The civilian medical team was contracted by the Australian government – but Dot says they weren’t provided with enough cash to buy their own food. They turned to the American troops at the nearby Bien Hoa Airbase.
“We had a shed full of shovels and cement, but we had a shortage of food. And so we bartered with the Americans who wanted shovels and cement and we got powdered eggs and skinless sausages.”
The war raged in the streets and countryside around the hospital, with regular raids on the air base, and the Australians treated all comers: wounded Vietnamese soldiers, suspected Viet Cong, but mainly civilians, including lots of children.
“One who sticks out when he was a 12-year-old and he’d stepped on a mine, and he was peppered right through it. Unfortunately, he subsequently died. Other children had lost limbs, they were burnt with napalm. Others, it was the malnutrition. They came in and they were starving.”
Dot worked in a six-bed post-operative recovery ward in a hospital inundated with people injured by the war.
“The first weekend I was there, I had 30 patients. And so there were stretchers on the floor … you might have three children laying sideways on the bed.”
This experienced hospital nurse found the work confronting.
“[In a] Casualty department most of the injuries are accidental. Whereas the wartime injuries are deliberately man-made, and that was the most difficult.”
Readjusting after the war
After four frantic months, Dot’s team flew home to Australia … and as with the war’s other veterans, the transition home was difficult.
“And when I looked out from the plane everybody was out yachting. And I thought to myself, oh, yes. Well, you’re taking barbecues, et cetera. You have no idea what’s going on.”
She was startled by loud noises and flew into inexplicable rages. It took her four years to realise she was suffering from post-traumatic stress.

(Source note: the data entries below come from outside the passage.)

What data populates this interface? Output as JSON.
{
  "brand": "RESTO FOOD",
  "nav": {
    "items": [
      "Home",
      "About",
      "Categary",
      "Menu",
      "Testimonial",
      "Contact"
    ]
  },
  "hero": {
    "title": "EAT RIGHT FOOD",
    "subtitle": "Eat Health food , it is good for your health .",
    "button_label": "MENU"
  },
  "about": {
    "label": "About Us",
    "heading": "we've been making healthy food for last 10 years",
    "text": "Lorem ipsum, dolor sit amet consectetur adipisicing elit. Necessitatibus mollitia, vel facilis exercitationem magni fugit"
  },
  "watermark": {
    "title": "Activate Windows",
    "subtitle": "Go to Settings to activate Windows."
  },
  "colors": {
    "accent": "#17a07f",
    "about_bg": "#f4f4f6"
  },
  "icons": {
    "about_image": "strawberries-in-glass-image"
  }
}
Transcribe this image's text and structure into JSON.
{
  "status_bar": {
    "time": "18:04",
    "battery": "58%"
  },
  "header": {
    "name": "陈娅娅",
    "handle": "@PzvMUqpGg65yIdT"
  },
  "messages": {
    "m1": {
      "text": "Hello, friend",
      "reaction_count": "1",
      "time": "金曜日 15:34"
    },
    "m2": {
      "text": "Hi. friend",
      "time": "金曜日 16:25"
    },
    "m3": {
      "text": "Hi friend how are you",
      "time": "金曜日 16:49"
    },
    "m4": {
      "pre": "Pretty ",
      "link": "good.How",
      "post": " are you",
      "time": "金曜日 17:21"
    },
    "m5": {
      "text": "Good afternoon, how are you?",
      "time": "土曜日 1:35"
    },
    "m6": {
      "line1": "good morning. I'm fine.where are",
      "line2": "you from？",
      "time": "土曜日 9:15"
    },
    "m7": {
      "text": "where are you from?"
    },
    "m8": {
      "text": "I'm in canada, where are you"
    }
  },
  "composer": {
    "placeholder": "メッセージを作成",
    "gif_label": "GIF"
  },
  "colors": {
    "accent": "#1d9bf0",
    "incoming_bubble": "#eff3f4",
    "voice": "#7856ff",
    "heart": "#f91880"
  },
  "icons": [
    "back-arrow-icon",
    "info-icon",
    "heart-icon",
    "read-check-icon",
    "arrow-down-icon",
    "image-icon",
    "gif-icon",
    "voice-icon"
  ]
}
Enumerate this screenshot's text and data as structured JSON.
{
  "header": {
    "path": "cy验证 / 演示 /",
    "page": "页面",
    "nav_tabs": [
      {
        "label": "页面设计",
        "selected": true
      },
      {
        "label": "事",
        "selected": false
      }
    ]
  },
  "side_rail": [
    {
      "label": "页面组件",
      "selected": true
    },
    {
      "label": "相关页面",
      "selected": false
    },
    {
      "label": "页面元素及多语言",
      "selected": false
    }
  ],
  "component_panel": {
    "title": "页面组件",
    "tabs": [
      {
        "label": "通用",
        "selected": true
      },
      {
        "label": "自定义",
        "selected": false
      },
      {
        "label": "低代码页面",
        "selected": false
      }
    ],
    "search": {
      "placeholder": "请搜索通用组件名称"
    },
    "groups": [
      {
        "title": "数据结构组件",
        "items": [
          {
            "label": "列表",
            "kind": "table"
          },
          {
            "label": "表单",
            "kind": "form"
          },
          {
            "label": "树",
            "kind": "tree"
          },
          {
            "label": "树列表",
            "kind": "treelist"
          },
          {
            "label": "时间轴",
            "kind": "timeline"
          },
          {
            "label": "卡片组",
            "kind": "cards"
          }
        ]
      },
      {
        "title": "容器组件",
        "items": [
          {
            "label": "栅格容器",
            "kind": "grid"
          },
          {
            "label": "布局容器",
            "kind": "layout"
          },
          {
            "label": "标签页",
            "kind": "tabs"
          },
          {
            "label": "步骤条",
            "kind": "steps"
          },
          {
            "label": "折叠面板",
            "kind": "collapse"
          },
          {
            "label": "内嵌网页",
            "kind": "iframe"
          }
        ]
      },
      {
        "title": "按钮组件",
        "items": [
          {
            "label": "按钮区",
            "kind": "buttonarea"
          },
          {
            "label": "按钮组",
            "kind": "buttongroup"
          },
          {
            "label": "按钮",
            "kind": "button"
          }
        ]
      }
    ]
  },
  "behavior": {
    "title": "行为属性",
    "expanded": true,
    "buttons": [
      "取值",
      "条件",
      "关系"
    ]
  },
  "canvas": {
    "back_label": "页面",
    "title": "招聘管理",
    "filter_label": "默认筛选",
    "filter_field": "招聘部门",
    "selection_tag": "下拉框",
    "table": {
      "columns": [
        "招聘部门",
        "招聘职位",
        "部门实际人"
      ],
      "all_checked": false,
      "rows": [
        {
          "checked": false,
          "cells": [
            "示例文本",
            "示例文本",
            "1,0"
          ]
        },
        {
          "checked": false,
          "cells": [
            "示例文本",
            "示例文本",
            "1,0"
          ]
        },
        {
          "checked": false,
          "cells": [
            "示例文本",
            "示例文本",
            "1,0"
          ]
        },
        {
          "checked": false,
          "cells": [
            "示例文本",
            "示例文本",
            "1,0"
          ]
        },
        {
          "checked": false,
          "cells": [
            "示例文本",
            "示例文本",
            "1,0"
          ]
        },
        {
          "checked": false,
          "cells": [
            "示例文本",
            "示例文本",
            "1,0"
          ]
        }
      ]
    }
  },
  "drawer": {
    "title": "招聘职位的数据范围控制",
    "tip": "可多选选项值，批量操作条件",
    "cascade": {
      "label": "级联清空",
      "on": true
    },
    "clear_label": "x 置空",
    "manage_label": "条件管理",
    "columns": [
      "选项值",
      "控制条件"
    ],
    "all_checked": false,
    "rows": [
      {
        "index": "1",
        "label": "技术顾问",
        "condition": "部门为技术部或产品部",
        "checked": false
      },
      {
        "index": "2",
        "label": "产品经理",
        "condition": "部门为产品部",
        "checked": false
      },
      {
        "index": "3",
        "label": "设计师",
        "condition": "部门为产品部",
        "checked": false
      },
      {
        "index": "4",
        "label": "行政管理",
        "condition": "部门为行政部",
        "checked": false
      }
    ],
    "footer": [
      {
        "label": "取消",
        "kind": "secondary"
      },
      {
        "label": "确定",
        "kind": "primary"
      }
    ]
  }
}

And while Dot and the other civilian medical staff suffered similar health problems to the returned service personnel, they couldn’t access the same level of subsidised health care.
“The Department of Veterans Affairs applied the rule that you had to be deployed as part of the defence forces, and therefore you had to have what they called qualifying service. And they didn’t apply the same set of rules to the civilians,” says Bob Elworthy, from the Victorian branch of the Vietnam Veterans’ Association.
The state branch swung in behind the civilian nurses, urging them to march alongside them, and lobbying for their access to the Veterans’ Gold Card.
“They probably saw some of the hardest times that perhaps a lot of the Australian servicemen didn’t see. I mean the conditions under which they worked, the pressure under which they were placed, they were just amazing.”
Dot says the veterans’ support was critical to the surviving members of the 450-strong civilian teams finally receiving gold cards in 2020.
“I think the turning point for the civilian surgical teams was the love and the recognition from the military personnel that we’ve bonded to,” she says.
On Friday, Dot Angell and surviving members of the Civilian Medical and Surgical Teams will be in Canberra, for a commemoration of 50 years since the end of Australia’s involvement in the Vietnam War. The Whitlam government withdrew the last Australians from Vietnam in mid-1973.
The event is likely to be the last major commemoration for many veterans, most of whom are aged in their 70s and 80s.
“I think it’s terribly important, actually,” says Dot. “I think from the point of view of the age of the Vietnam veterans, that this acknowledgement of the end of what was, at that stage, the longest war of the 20th Century, that it should be remembered.”